L'albédo de diffusion simple (single scattering albedo) indique la proportion de l'affaiblissement de la lumière qui est due à la diffusion. C'est un paramètre important pour obtenir des estimations locales du forçage radiatif direct par les aérosols. La nouvelle méthode de détection repose sur l'inversion de la dépendance en longueur d'onde de l'albédo de diffusion simple en présence de poussières minérales. Cet effet est bien visible dans l'exemple de l'incursion de poussières du Sahara de la mi-juin 2002: Pendant l'incursion, le rayonnement réfléchi le plus élevé est mesuré pour la longueur d'onde la plus haute (950 nm), tandis que normalement le rayonnement réfléchi est le plus élevé pour des longueurs d'onde les plus basses.

Télédétection par laser des poussières du Sahara

Les incursions de poussières du Sahara peuvent être détectées par des instruments LIDAR. Des appareils de ce type sont utilisés à la station aérologique de MétéoSuisse à Payerne. Ils envoient des faisceaux laser dans l'atmosphère où la lumière réagit avec les particules. Une partie du rayonnement est réfléchie vers la surface de la Terre où elle peut être recueille et analysée. Cela permet d'établir des profils d'aérosols et d'enregistrer d'éventuelles incursions de poussières du Sahara.

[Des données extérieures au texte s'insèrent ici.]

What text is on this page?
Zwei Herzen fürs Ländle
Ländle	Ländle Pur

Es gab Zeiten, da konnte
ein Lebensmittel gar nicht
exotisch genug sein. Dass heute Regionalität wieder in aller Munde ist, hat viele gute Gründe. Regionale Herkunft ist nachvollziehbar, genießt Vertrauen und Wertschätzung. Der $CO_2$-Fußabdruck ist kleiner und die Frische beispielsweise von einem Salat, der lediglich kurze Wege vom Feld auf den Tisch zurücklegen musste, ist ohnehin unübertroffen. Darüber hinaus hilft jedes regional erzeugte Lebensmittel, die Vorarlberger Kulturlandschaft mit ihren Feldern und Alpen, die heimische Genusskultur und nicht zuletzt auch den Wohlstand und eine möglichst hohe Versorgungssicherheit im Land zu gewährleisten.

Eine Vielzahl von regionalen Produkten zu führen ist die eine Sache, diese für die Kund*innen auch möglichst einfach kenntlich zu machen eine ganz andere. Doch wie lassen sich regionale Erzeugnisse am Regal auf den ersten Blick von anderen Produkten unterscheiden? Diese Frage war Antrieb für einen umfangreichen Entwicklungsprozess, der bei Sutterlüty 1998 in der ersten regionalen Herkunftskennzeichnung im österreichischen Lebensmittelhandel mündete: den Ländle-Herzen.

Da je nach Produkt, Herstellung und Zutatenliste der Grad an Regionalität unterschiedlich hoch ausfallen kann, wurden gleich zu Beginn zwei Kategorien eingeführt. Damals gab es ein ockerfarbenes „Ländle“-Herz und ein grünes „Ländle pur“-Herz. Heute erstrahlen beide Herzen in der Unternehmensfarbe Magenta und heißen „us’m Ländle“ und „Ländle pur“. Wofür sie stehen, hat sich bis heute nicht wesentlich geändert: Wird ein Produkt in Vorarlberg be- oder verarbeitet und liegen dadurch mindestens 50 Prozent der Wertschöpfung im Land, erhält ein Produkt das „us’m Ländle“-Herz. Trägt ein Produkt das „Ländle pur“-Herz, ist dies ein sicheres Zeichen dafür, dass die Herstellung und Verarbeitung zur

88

Il est possible de représenter les couches en présence le 10 avril 2011 au moyen d'un instrument de ce genre. Une couche ayant une concentration élevée d'aérosols a été détectée au-dessus de Payerne 6 h 00 UT à une altitude de 6000 m. Cette couche est descendue durant 9 heures. Parallèlement, sa concentration a augmenté. Une deuxième couche d'aérosols a été détectée à 12 h 00 UT à 4000 m d'altitude, celle-ci atteignit une altitude de 2000 m en 15 heures. Durant le même laps de temps, les mesures in-situ effectuées au Jungfraujoch ont également montré des concentrations d'aérosols élevées et les particules ont été identifiées comme étant des poussières du Sahara.

Climatologie des incursions de poussières du Sahara

Les incursions de poussières du Sahara sont enregistrées depuis 2001. De manière générale, elles contribuent largement à la concentration des aérosols au-dessus des Alpes pendant le printemps (de mars à juin) ainsi qu'en octobre et novembre. Il n'y a que des évènements épars en été et très courts en hiver. La plupart des incursions (48%) ne durent que quelques heures alors qu'un quart (25%) dure plus d'un jour. L'analyse des rétro-trajectoires montre que le temps de trajet du Sahara au Jungfraujoch est situé entre 2 jours et une semaine. Chaque année, entre 10 et 34 incursions sont mesurées, correspondant à 200 à 650 heures où des poussières du Sahara sont détectées au Jungfraujoch. En moyenne, la contribution horaire des poussières du Sahara pendant une incursion est de 0,8 µg/m3, soit 24% de la concentration totale en masse des aérosols.